At the heart of See No Evil is Jacob Goodnight (Kane), a ho-hum slasher whose only distinguishing characteristic is that he likes to pluck out his victims' eyeballs because his insane, religious zealot of a mom gave him a bunch of complexes. In the simplest and least spoiler-y terms, one day adult Jacob is hanging out in a ruin of a hotel when eight kids from a juvenile detention program and two adult supervisors are bused in to clean the place up. On the likeability scale, the best any of these characters can muster is “Not completely hateful,” so there are zero qualms available for them as Jacob maims and eyeball-plucks his way through the group.

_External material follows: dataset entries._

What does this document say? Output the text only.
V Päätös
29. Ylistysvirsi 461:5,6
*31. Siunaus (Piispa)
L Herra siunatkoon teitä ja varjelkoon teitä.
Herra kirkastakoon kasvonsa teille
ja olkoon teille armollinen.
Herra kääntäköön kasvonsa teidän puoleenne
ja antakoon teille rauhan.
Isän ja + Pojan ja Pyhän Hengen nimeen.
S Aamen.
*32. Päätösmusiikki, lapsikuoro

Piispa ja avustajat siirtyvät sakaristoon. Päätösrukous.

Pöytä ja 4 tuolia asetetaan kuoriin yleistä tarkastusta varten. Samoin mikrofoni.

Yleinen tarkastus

Early warnings aside, it’s impossible to completely overlook how strikingly dumb See No Evil is. It doesn’t matter if we’re talking about the characters in the story or the people working behind the camera, everyone is prone to flat-out baffling decisions. The kids in the movie do the expected slasher moves like exploring abandoned, dangerous areas in the name of smoking pot and doing the nasty. However, the real problems lie with the adults. It’s revealed these upstanding citizens have done alarmingly little research into the kids welcomed into this program or into the hotel itself. Then, while the kids – some of whom have committed violent crimes – wander the hotel at night, the adults sit downstairs and get drunk.
From a filmmaking perspective, it’s a running gag in slasher movies how the killer can show up somewhere in the blink of an eye, as if teleported. Dark goes next-level with this, at one point having Jacob appear in an elevator right next to a character and start choking her. The only way this could make sense spatially – if we take teleportation off the table – is that Jacob was riding in the elevator with the person the whole time and went unnoticed. Credit to Dark, however, for putting together an gleefully cruel, if too CGI-heavy, “end” to Jacob’s story.
If you go in with a properly lowered set of expectations – or with the right group of friends around you – See No Evil can function as a passable, yet highly-derivative slasher. It’s pretty brutal (though not as gory as one might expect considering the eyeball thing), it has some gorgeously repugnant set design, and its pacing is fairly breezy. When things get dumb – and they get exceptionally dumb – you can give it the old Mystery Science Theater 3000 treatment.